Продразверстка! — Изъятие у крестьян зерна в пользу революции, фактически ничем не платя за это зерно, ибо деньги обесценены.
Продотрядом командовал товарищ Копрецов, рабочий-металлист, человек жестокий и душевный единовременно. К бывшему князю он относился хорошо, ни разу не обидел подозрением, доверял. Между ним и бухгалтером установились ровные отношения, что помогало в работе… А работа — страшная, волчья, на слезах и крови. Вот придет отряд в село, начинают продармейцы втыкать в землю длинные щупы, разрывают подполы, копают сугробы — ищут зерно:
— Отдай, — говорят, — и не греши перед революцией…
Косо глядели мужики, выли бабы, когда уводили со двора последнюю коровенку.

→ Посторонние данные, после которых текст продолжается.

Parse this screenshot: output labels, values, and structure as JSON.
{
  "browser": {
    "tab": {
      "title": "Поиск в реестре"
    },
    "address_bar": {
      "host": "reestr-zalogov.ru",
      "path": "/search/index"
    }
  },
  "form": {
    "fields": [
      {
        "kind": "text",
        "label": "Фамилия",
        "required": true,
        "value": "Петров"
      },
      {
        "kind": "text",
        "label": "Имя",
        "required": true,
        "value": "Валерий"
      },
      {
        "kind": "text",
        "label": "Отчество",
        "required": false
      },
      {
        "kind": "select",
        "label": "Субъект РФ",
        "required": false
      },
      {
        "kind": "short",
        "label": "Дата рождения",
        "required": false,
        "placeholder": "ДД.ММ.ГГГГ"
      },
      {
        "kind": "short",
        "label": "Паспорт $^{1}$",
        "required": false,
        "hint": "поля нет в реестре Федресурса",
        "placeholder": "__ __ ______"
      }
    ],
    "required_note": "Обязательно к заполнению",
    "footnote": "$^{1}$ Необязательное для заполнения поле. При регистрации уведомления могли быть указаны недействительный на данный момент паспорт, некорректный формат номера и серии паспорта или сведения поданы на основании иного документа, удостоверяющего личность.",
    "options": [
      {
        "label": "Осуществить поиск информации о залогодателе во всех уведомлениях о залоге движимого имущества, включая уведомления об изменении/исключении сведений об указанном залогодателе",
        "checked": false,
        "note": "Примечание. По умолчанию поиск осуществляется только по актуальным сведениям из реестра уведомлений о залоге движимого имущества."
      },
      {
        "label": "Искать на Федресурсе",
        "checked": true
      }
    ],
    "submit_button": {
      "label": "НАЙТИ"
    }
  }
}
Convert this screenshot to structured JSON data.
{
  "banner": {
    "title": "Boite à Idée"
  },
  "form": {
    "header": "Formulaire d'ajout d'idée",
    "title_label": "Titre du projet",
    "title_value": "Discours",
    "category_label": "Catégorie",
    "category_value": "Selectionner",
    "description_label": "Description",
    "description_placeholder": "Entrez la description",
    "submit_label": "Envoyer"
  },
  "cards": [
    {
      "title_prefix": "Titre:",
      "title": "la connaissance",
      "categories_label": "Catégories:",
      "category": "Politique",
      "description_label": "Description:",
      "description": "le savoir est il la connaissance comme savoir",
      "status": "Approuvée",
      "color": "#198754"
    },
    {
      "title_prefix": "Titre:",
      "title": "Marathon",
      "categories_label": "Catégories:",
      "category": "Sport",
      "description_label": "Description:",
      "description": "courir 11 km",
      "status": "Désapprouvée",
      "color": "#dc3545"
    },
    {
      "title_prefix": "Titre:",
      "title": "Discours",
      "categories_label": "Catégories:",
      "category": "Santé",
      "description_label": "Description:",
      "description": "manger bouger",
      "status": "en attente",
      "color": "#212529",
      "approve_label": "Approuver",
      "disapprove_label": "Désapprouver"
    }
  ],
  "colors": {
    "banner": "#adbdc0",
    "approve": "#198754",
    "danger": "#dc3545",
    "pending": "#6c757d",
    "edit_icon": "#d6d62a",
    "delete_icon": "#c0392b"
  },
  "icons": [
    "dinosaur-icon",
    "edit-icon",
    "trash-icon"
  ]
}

Сергей Яковлевич, замкнув свою душу на замок, подсчитывал, что взято. Выдавал расписки, но мужики швыряли обратно:
— Подотрись ты ими, сука очкастая!
Копрецов устраивал митинги, говорил о голоде среди рабочих, о всемирной революции, которая пламенем перекинется с России на Европу, и тогда везде будет так же хорошо, как в России. Он кричал, что Советская власть вынуждена ввести продразверстку, как явление временное, на которое нелегко было решиться… Но убедить было трудно: пустой хлев и амбар красноречивее всяких слов.
Сами же продармейцы сидели на голодном пайке. Копрецов был строг — ни себя, ни других не жалел. Раз в неделю даст хлеба маслом помазать, и на том спасибо. Но уже постукивали на задворках деревень кулацкие обрезы, уже летели камни в отряд продармейцев, уже приближался Колчак…

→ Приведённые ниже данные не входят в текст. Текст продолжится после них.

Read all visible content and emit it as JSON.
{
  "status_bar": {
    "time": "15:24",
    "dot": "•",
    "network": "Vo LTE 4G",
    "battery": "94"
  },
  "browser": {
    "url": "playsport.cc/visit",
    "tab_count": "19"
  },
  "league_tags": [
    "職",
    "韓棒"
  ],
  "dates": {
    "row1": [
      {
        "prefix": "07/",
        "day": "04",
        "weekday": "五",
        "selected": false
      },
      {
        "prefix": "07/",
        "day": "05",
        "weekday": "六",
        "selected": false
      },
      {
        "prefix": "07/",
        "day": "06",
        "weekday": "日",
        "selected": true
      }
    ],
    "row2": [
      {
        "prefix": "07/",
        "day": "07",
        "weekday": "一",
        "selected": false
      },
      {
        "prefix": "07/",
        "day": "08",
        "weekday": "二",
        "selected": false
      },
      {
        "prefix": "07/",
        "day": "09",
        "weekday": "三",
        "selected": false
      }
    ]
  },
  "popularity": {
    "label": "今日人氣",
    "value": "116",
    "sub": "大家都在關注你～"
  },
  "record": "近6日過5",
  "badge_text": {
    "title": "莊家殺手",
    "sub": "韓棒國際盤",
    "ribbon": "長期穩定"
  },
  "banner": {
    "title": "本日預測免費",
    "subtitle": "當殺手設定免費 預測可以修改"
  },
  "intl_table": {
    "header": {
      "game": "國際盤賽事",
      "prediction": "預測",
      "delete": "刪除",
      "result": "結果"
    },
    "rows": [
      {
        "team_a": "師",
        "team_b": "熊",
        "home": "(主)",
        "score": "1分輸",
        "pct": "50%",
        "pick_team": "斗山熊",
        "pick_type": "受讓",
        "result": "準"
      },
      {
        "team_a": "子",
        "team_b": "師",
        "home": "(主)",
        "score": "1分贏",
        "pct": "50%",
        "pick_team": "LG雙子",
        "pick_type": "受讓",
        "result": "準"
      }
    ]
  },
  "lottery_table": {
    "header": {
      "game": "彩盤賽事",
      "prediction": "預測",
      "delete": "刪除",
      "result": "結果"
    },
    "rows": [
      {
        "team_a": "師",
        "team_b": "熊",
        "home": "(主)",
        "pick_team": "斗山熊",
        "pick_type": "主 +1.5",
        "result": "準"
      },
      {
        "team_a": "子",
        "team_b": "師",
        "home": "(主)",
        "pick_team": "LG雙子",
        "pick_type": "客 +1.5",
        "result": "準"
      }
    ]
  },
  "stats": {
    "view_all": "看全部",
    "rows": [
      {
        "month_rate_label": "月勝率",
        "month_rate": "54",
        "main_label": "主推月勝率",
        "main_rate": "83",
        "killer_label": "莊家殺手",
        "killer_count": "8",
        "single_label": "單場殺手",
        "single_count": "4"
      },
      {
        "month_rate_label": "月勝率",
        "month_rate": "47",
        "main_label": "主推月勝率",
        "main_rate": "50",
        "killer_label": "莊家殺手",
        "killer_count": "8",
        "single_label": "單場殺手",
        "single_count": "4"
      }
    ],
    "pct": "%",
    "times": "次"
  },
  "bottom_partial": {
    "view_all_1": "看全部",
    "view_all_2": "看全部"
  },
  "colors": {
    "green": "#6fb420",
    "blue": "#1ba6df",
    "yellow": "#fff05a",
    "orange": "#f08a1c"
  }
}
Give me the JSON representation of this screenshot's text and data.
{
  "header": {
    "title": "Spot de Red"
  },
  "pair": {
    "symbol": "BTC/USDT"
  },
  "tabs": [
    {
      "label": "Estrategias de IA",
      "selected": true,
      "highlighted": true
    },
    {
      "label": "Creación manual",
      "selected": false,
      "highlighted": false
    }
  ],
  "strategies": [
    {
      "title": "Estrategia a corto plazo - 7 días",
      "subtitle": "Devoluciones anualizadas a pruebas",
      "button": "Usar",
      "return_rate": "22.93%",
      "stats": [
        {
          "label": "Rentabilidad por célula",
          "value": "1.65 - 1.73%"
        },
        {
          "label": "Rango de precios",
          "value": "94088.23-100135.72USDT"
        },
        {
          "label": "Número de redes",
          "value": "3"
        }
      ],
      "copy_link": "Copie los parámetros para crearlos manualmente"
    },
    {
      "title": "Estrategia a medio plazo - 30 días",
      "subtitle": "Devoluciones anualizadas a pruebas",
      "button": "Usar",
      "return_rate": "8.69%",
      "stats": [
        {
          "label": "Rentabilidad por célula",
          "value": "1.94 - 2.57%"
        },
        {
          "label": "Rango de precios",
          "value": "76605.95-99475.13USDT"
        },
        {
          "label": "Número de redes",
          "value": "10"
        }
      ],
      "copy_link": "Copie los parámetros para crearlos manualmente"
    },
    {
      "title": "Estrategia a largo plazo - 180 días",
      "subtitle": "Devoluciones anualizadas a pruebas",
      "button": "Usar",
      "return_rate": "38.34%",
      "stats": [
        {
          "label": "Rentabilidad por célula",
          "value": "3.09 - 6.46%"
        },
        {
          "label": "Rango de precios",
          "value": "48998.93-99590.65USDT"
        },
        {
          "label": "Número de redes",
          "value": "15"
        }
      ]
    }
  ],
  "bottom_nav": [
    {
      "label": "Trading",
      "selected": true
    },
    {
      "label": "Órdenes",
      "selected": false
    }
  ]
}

Однажды Копрецов отозвал Мышецкого в сторонку:
— Яковлич, — сказал, — ты бумаги прибереги. Коли нужда явится, уничтожь. Дела плохи… Сам вижу: сколько можно трясти мужика? Он и без того нищ. А мы его с двух титек сосем и третью ищем… — И, сказав так, сунул Мышецкому наган: — Возьми, бухгалтер. Всяко в нашей жизни бывает… А наших пытать стали. На березу — и костер под пятками! Так-то, мил человек… Прочувствуй!
Сергей Яковлевич оружие взял:
— Спасибо, — оценил подарок. — Не кажется ли вам, что мы неверно подходим с одной меркой и к кулаку и к середняку?
— Типы, — буркнул Копрецов, — середняка туда и сюда склонить можно. Он и бедняка сторонится и на кулака оглядку имеет. А наше дело — хлеб революции! Давай, бухгалтер, не будем спорить…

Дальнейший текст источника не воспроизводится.